11.10
An e-flurry is underway. Part of this is Sidney Smith related. Yesterday Sid sent 3 more chapters in "The Unpleasant History Of King Crimson". These chapters deal with the later stages of Crim and, in response for sending them, comes a question --
A fair question from the Sidney. My response below. Were this answer to have been given at the time, no doubt it would have provoked even more hostility from the English music press than I/we attracted at the time. Today, at age of 55, I am perhaps allowed to take a mature interest in matters that attract mature consideration.
Dear Sid,Adrian's title.
My explanation would be more technical: the progression from dyad to triad, from opposition to reconciliation, from man + woman to family: father - mother - child.
The artwork is a reduction from a painting of my essence brother Peter Willis, which is his presentation of a reconciliation of Western & Eastern Christianity. At a very difficult time in my life I was visiting him in Cornwall, and the painting was on the bedroom wall. It spoke to me. The painting is now in Dorset. Front cover has the two elements, representing the male & female principles. The back cover has the third element drawing together & reconciling the preceding opposite terms.

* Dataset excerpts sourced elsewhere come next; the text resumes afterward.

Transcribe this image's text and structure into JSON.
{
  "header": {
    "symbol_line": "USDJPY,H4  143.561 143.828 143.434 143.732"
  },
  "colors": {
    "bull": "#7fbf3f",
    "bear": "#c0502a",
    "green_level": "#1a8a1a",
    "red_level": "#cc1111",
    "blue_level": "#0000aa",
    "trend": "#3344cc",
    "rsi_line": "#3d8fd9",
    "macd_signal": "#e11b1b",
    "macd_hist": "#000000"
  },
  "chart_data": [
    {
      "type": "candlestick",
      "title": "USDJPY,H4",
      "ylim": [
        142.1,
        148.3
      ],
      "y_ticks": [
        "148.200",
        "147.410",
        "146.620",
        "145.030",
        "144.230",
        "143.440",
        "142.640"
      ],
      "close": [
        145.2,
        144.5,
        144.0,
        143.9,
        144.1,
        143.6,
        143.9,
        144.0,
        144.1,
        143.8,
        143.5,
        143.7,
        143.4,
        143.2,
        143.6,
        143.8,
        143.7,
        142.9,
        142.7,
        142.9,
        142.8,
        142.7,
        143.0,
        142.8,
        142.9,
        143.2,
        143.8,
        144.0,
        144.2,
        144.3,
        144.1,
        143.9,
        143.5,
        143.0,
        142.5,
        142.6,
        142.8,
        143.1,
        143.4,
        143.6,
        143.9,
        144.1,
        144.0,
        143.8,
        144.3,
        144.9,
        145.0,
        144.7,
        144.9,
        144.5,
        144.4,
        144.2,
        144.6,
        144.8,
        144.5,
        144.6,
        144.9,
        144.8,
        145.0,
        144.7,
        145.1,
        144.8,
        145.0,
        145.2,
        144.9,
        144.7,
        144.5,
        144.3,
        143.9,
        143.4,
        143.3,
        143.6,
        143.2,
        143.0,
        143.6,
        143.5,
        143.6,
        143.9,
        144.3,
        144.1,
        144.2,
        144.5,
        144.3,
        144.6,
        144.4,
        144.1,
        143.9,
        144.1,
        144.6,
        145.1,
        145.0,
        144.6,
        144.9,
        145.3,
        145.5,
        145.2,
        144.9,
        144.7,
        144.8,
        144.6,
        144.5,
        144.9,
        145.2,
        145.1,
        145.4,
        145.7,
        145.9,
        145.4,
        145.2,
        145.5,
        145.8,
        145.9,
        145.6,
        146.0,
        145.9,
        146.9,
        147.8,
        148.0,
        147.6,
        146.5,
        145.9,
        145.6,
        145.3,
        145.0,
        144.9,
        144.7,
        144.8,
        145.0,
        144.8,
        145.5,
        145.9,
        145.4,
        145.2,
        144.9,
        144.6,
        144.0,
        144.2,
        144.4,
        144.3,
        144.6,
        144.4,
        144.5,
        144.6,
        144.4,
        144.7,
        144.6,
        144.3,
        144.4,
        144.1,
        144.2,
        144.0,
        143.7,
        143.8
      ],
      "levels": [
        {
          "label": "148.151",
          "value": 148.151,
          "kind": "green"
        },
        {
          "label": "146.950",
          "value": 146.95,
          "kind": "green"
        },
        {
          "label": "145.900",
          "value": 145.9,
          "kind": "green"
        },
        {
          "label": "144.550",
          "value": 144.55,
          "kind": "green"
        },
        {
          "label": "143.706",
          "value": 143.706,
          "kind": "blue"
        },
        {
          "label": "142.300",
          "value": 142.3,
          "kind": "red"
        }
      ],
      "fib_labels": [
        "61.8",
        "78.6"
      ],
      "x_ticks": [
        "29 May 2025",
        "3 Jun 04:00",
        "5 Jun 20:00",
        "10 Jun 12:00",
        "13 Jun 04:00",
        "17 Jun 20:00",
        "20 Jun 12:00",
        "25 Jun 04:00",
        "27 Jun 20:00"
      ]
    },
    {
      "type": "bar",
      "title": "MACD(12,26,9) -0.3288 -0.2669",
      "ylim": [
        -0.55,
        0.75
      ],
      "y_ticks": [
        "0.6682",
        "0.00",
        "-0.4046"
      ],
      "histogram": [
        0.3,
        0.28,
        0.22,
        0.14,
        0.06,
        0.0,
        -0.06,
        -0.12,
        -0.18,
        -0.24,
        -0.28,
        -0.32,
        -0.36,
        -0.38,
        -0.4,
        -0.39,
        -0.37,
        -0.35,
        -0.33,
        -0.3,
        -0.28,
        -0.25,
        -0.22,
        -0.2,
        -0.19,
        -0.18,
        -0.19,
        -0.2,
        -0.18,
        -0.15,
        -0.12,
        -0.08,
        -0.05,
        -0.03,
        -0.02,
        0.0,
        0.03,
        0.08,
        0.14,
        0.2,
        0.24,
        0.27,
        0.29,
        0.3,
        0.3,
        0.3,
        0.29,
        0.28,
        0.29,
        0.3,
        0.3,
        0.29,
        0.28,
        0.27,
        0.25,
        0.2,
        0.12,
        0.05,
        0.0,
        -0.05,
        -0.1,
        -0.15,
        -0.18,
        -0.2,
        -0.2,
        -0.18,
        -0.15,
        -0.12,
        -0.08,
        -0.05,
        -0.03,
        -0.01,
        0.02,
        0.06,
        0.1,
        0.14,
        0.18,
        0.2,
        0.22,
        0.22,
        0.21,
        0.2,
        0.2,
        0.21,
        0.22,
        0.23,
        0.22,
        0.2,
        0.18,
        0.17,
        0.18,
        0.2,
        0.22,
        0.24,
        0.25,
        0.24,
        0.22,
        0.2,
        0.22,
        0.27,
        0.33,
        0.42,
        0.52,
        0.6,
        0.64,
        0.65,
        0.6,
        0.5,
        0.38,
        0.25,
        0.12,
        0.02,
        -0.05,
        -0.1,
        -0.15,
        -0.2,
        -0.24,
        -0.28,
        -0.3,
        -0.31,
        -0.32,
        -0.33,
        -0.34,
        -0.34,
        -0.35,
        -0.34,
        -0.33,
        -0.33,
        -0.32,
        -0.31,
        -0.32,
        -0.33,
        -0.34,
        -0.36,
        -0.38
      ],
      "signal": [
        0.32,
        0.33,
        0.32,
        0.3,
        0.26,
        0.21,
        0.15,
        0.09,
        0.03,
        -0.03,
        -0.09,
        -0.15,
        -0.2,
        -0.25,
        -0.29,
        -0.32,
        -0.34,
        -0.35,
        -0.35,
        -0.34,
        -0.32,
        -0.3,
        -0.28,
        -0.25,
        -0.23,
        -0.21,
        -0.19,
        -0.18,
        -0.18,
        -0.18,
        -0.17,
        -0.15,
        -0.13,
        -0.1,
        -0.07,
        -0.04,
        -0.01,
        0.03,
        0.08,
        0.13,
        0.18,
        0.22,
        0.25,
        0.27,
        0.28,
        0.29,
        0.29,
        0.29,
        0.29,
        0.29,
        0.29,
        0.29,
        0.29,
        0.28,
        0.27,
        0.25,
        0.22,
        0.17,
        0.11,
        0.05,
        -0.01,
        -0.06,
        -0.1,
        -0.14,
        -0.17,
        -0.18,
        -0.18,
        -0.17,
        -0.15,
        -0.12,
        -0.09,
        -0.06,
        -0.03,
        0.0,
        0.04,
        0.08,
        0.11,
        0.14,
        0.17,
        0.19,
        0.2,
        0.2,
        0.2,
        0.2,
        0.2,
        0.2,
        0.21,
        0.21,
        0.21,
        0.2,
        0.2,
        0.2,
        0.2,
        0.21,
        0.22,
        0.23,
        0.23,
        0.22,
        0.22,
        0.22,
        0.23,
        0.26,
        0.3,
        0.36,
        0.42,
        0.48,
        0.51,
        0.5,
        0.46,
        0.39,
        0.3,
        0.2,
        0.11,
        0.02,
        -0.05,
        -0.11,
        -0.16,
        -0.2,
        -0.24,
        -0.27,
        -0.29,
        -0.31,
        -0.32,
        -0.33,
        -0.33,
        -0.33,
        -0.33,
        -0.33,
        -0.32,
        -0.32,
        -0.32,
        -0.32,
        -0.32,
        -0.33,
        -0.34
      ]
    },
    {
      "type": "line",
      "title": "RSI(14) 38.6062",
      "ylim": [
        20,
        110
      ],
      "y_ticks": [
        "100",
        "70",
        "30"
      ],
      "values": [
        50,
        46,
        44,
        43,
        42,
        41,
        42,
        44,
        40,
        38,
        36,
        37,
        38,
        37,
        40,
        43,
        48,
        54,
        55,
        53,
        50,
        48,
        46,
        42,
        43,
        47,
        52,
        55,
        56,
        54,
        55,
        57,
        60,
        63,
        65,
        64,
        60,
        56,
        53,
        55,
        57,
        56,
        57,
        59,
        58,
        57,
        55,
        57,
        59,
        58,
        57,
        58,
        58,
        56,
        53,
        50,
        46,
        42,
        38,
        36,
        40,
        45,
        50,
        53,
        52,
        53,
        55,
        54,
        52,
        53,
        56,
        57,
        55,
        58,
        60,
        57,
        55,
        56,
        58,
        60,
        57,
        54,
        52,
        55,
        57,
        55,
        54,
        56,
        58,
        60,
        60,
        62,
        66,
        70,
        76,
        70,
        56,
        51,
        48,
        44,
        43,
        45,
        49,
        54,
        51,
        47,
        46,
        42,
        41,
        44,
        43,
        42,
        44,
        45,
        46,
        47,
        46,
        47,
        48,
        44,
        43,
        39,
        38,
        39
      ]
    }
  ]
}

In a sense, this is a continuation and development of the Tantric cover art to LTIA which presents the male & female principles. The geometry behind the sun & moon, if you draw it out, is precise and formal. The form behind Peter's painting is more intuitive, rather than prescribed by a tradition. However, Peter's icon painting is defined by the formal prescriptions of that tradition.
Hope this helps!
11.36
New reading for the morning: Anthony Blake has sent me his most recent writings on Systematics - they are becoming increasingly lucid and valuable; and "Innumeracy: Mathematical Illiteracy And Its Consequences" by John Allen Paulos (Hill & Wang 1988). The latter was acquired in an erupting bibliophiliacal tumescence in Hillsboro Village yesterday afternoon, following rehearsals.